C’est fort intéressant, dit négligemment madame de Mircour ; mais en voilà assez. Pour Charles, il était enchanté, et n’aurait pas voulu voir tarir ces naïfs éloges. Il n’y avait que vingt-quatre heures qu’il connaissait Palmira, il l’avait vu entourée de la charmante Simplicia, et de la séduisante Mathilde ; mais il n’avait remarqué que Palmira. Ses passions, généralement impétueuses, n’avaient pas encore eu l’amour pour objet. Enfin l’instant en était arrivé, et Charles n’existait plus que pour aimer Palmira. Il songeait avec délices que, la veille, elle avait daigné lui sourire, et l’écouter avec complaisance. Le matin, elle n’avait pas été moins gracieuse. Oh ! comme il desirait qu’un trait sympathique l’eût frappée aussi !

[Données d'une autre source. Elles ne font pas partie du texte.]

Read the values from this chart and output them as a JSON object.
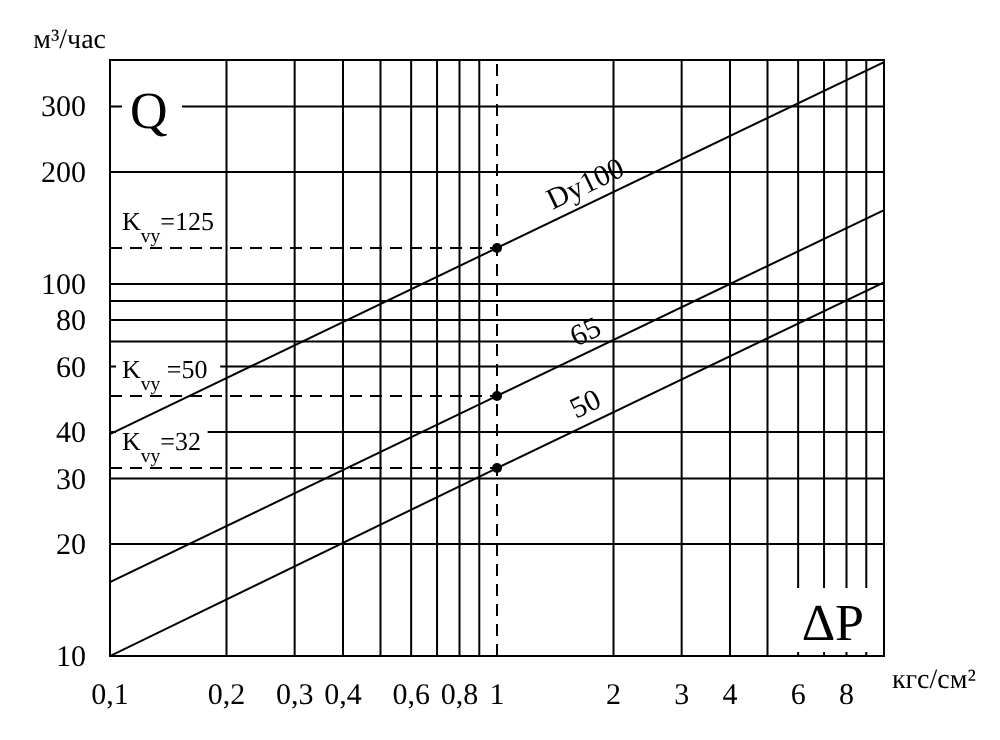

Madame de Mircour s’apperçut de cette prompte et vive impression. Elle se promit de tout observer. Une alliance avec les Sunderland et cette noble famille écossaise, à qui on avait dit que miss Harville appartenait, flattait sa vanité, et l’empêchait de s’alarmer du naissant penchant de son fils.

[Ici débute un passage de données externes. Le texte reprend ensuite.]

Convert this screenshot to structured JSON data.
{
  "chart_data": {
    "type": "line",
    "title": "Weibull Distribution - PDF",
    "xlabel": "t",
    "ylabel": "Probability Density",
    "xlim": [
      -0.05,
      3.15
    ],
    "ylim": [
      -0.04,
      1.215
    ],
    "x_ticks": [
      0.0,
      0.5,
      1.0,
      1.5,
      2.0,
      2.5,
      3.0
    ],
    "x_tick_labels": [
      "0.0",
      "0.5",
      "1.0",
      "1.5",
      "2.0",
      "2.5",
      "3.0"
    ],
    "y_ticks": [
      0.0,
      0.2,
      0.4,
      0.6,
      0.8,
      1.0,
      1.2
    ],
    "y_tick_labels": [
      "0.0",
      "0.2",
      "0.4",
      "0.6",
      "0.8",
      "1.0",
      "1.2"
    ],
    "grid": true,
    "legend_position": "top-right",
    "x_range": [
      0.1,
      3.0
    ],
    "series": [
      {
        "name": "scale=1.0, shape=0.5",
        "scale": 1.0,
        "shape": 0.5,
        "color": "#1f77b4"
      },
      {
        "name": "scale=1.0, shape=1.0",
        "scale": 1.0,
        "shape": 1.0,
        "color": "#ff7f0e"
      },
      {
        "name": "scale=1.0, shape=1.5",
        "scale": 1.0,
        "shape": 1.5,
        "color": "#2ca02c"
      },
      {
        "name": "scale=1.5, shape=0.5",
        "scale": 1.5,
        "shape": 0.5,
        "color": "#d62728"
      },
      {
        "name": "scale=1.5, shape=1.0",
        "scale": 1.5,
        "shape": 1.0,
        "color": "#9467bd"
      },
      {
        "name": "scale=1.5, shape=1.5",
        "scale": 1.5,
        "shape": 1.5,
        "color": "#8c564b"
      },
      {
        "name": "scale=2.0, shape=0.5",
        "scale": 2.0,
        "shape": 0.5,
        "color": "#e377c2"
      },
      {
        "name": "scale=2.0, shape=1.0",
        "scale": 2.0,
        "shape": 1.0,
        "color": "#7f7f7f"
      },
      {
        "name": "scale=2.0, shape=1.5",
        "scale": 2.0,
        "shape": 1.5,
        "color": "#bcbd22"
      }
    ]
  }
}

Telle était la situation de Gros-Venor-Square ; le bonheur, les plaisirs y régnaient généralement. Palmira s’y livrait quelquefois, mais plus souvent encore se trouvait agitée, mécontente. Les aveux de sir Abel en étaient la principale cause ; si elle le voyait rendre des soins à sa cousine, elle l’accusait d’artifice, de fausseté ; s’il s’approchait d’elle, et la regardait avec un doux intérêt, ou s’il proférait quelques mots indirects ayant rapport à ses secrets sentimens, en frémissant d’indignation, elle le fuyait, le méprisait comme un odieux séducteur ; et cependant tout ce qui tenait à lui était cher et précieux à son cœur. Elle aimait tendrement Mathilde, respectait milord Alvimar. Malgré que ce fût une occupation peu propre à son âge, elle recherchait les discours de ce dernier, en retenait les passages les plus éloquens ; et, s’il lui arrivait quelquefois de parler politique, c’était toujours les principes de milord Alvimar qu’elle professait.